After all, we’ve lived in cramped dorm rooms together, slept on one another’s living room floors, and shared communal showers. (That was only in one dorm, thank God.)
Our friendship of 25 years doesn’t require fancy — it only requires each other. It dawned on us at some point over the weekend that we’ve been friends for more than half of our lives, and only in our wildest college-age dreams did we picture ourselves remaining close through all of the ups and downs of adulthood.
We’ve supported one another through boyfriends and breakups, marriages and divorces, births of babies and deaths of loved ones, cross-country moves and crises of faith. We’ve laughed til we cried, revisiting the silliness of our youth, and cried til we laughed over the ridiculous reality of adulthood.
I love the friends I made in college
I don’t know what it is about friendships forged during those formative young adult years, but the bonds I share with my college friends run deep. We became ourselves together, and as we’ve continued to grow and change over the years, we still understand the core of one another.
Being with my old friends reminds me of who I am — how far I’ve come, the hurdles I’ve cleared, and the lessons I’ve learned. They’ve been by my side through all of it, lending support and solidarity, inspiration and encouragement. And I’ve seen them through the same.

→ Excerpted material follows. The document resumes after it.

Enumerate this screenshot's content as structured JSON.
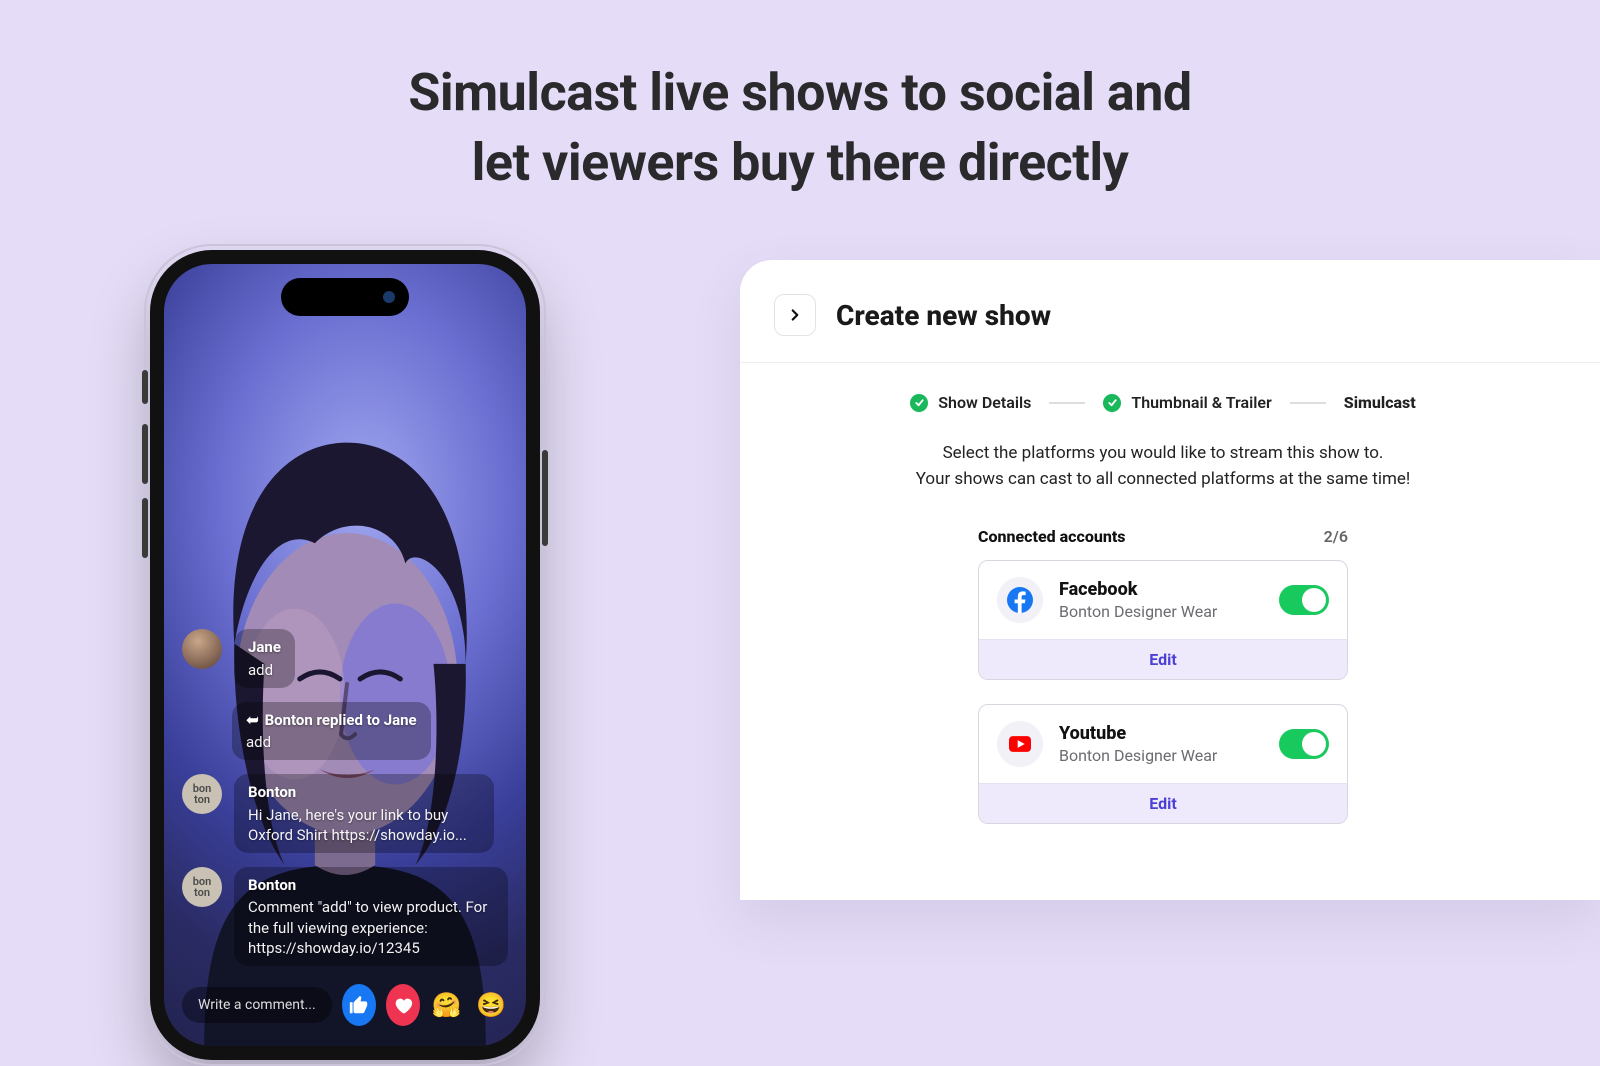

My daughter starts her college career this fall. I know she will have different experiences than I did (and there are plenty of experiences I hope she’s smart enough not to have). But I pray that she finds the kinds of soul sisters I found in that phase of life where the future is unwritten and anything is possible. I hope she finds friends she can lean on, confide in, laugh with, and lend her own support to as they navigate new waters.
I hope she recognizes the value in the relationships she’s building now and understands how priceless they will become to her later on.

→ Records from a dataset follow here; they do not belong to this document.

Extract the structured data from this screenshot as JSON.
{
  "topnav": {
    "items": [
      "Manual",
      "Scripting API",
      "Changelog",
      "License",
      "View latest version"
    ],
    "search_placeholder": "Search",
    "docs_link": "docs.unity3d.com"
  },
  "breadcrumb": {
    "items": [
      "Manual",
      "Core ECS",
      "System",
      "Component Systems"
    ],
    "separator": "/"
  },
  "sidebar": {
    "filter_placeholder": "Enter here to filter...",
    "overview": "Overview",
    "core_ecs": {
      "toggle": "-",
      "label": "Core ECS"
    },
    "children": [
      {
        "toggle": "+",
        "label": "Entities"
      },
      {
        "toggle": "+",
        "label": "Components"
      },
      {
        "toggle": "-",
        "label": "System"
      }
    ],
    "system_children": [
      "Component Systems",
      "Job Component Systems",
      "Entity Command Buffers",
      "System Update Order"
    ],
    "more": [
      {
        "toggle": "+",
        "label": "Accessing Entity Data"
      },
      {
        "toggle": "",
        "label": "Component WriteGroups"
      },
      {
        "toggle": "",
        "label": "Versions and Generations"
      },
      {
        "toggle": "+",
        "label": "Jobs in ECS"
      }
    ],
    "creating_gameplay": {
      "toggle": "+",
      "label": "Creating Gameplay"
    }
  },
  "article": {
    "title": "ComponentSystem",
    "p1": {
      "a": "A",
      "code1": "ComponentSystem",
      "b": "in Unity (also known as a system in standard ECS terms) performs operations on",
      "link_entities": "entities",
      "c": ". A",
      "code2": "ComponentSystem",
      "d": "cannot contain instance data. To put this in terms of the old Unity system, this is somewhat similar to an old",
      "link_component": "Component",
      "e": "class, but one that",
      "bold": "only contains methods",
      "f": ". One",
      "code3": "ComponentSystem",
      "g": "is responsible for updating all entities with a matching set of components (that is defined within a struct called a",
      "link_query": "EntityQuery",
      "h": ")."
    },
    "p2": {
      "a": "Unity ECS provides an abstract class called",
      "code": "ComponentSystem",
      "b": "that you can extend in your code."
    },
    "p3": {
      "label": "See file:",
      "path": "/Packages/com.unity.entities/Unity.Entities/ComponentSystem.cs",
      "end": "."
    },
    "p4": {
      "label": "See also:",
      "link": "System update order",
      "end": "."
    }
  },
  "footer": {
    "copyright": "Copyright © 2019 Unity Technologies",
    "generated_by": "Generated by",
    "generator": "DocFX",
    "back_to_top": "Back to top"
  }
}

I hope she stays up late sharing heart to heart talks.
I hope she holds her friend who just told her she’d been violated and takes her to get help.
I hope she tells the friend who shares their secret shame that she loves them unconditionally.

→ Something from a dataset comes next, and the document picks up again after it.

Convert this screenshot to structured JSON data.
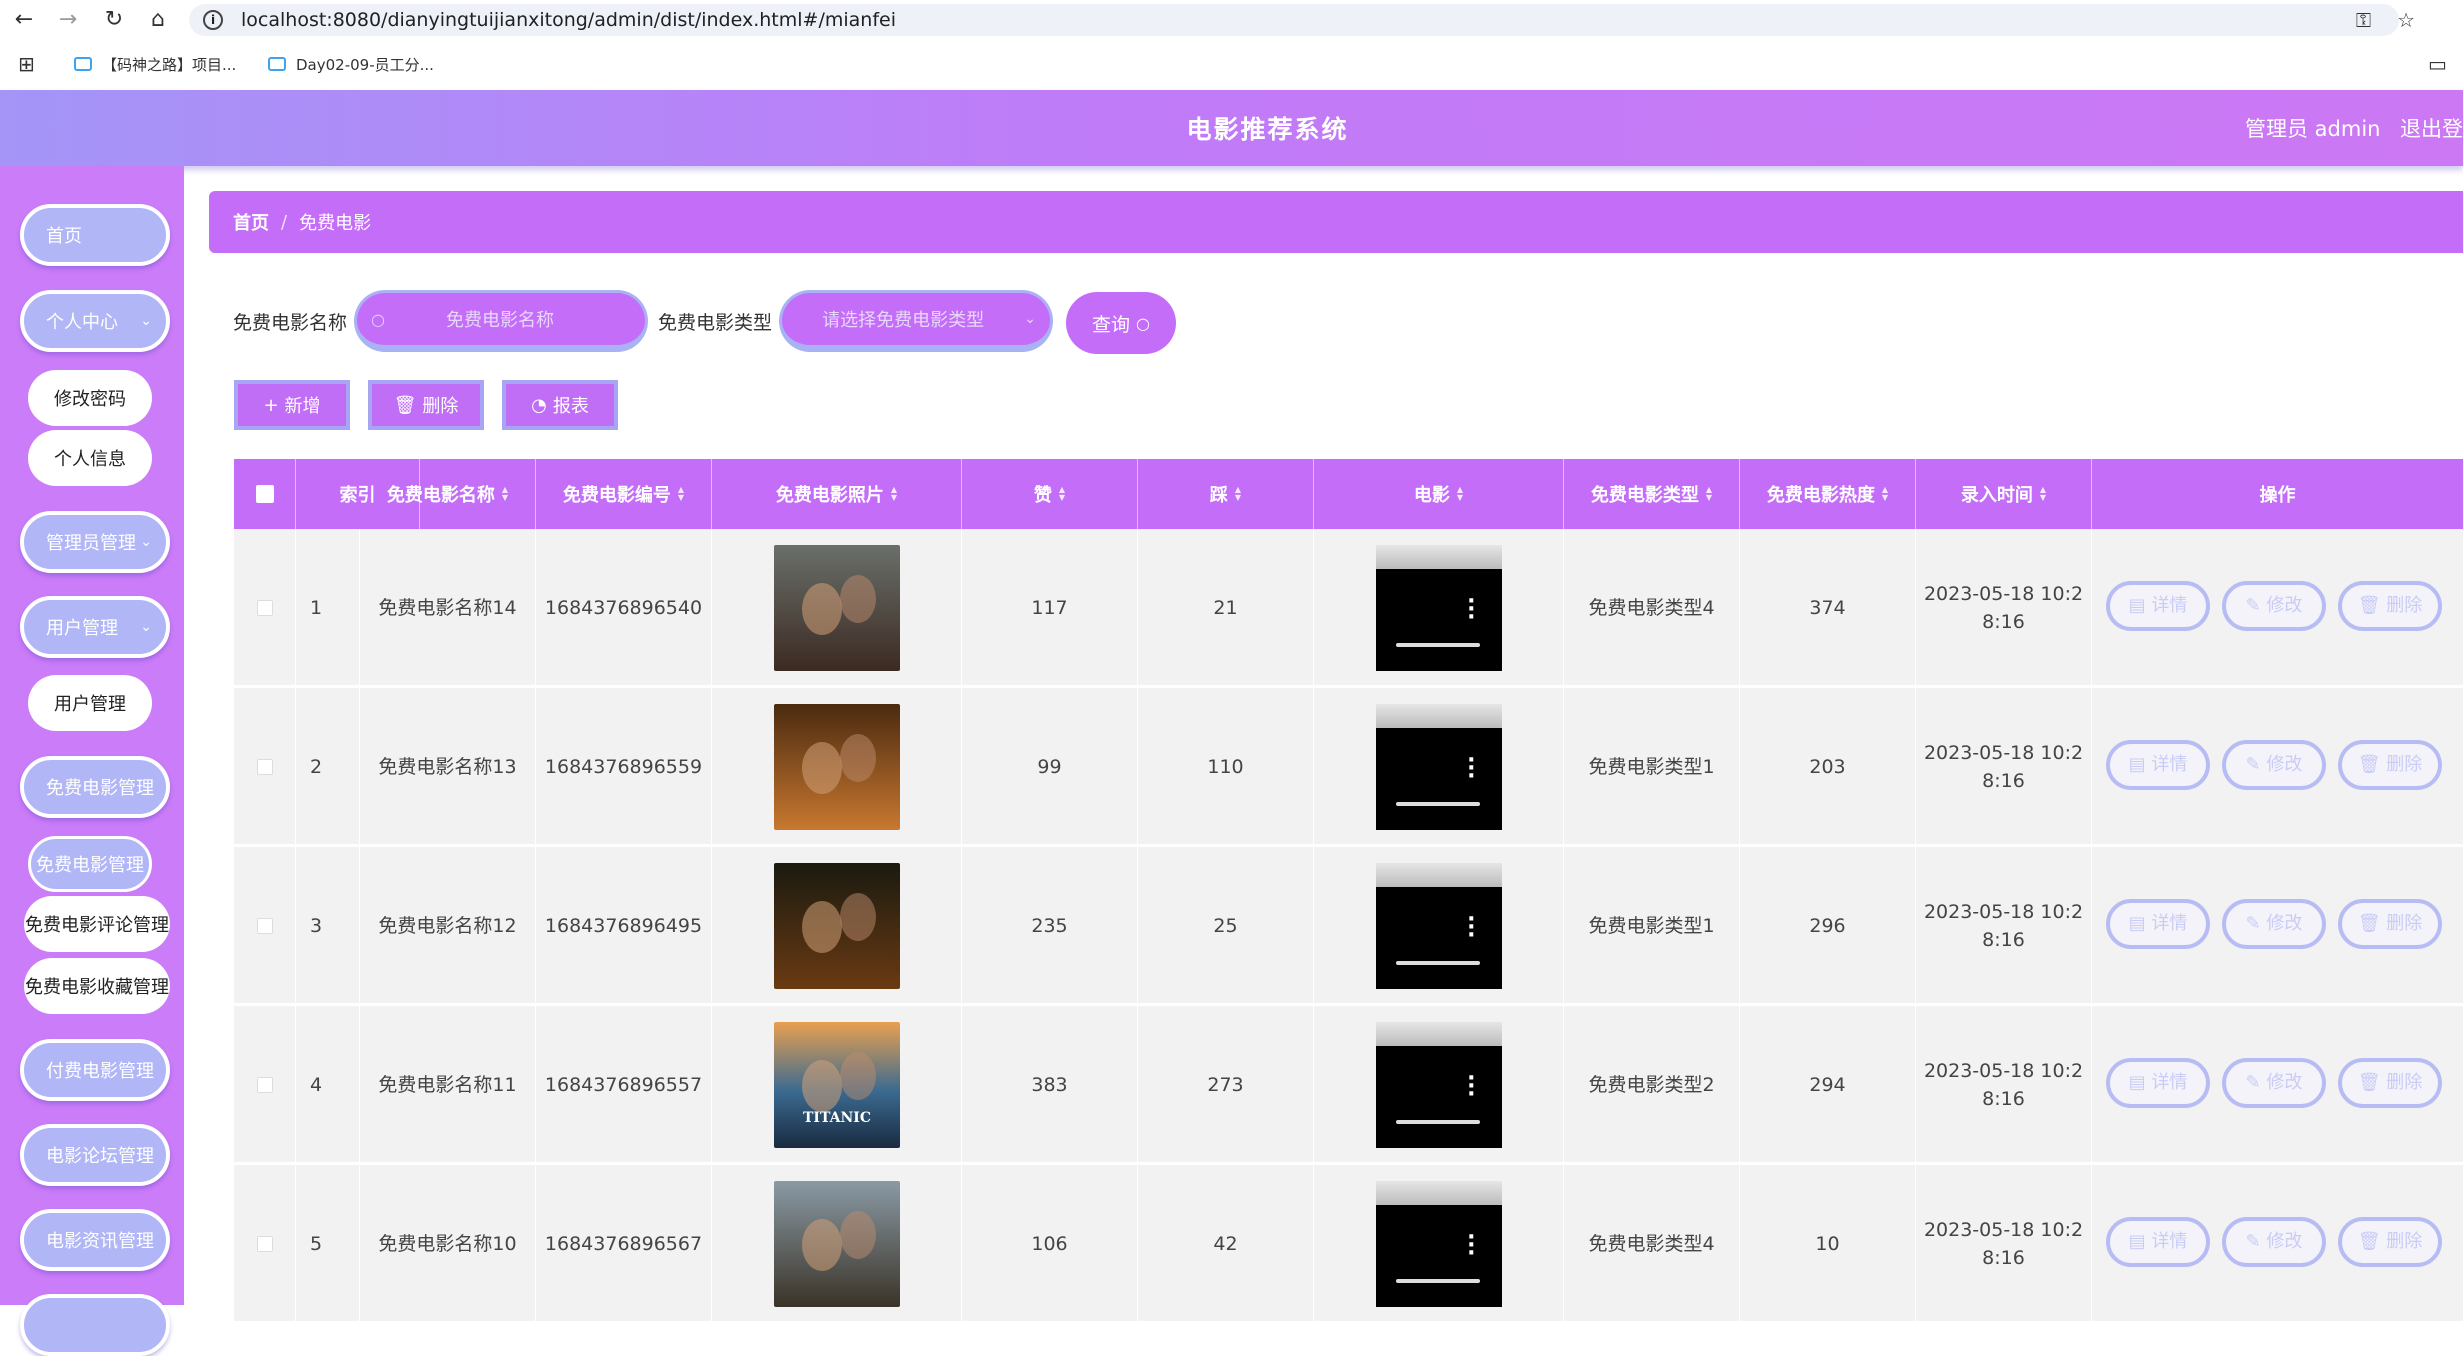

I hope she and her friends create adventurous stories and goofy dance moves and jokes no one else understands.
I hope they take some risks but protect one another from life-altering stupidity and recklessness. I hope they remind one another who they are when they get lost.
And I hope they are wise enough to savor their time together — time that is truly their own, before the blessings of family and professional life that will make getting together hard in their older adult years.
I hope they understand that these relationships can be forever if they choose it. Thanks to social media and instant communication, keeping friendships going is so much easier than it used to be. Not all friendships are built to last, but those that are are worth the effort it takes to maintain them no matter the distance or time that passes between them.
As I gaze back and forth between the faces of my beautiful, aging friends and my gorgeous, fresh-faced daughter, I’m struck by how true friendships deepen over time. My college friends have genuinely grown more beautiful to me over the years as the experiences we’ve shared, both in person and long-distance, have expanded.
They say the best mirror is an old friend, and it’s true. I see a unique reflection of myself — my youth, my growth, the sum of my whole adult life — in their faces, and I imagine they see the same in mine. We have a shared history like no other. We are a part of one another’s stories, and will be for life.
I hope my daughter finds friends like I did — friends who will play a joyful and faithful role in her story during her youthful years, and far into her future as well.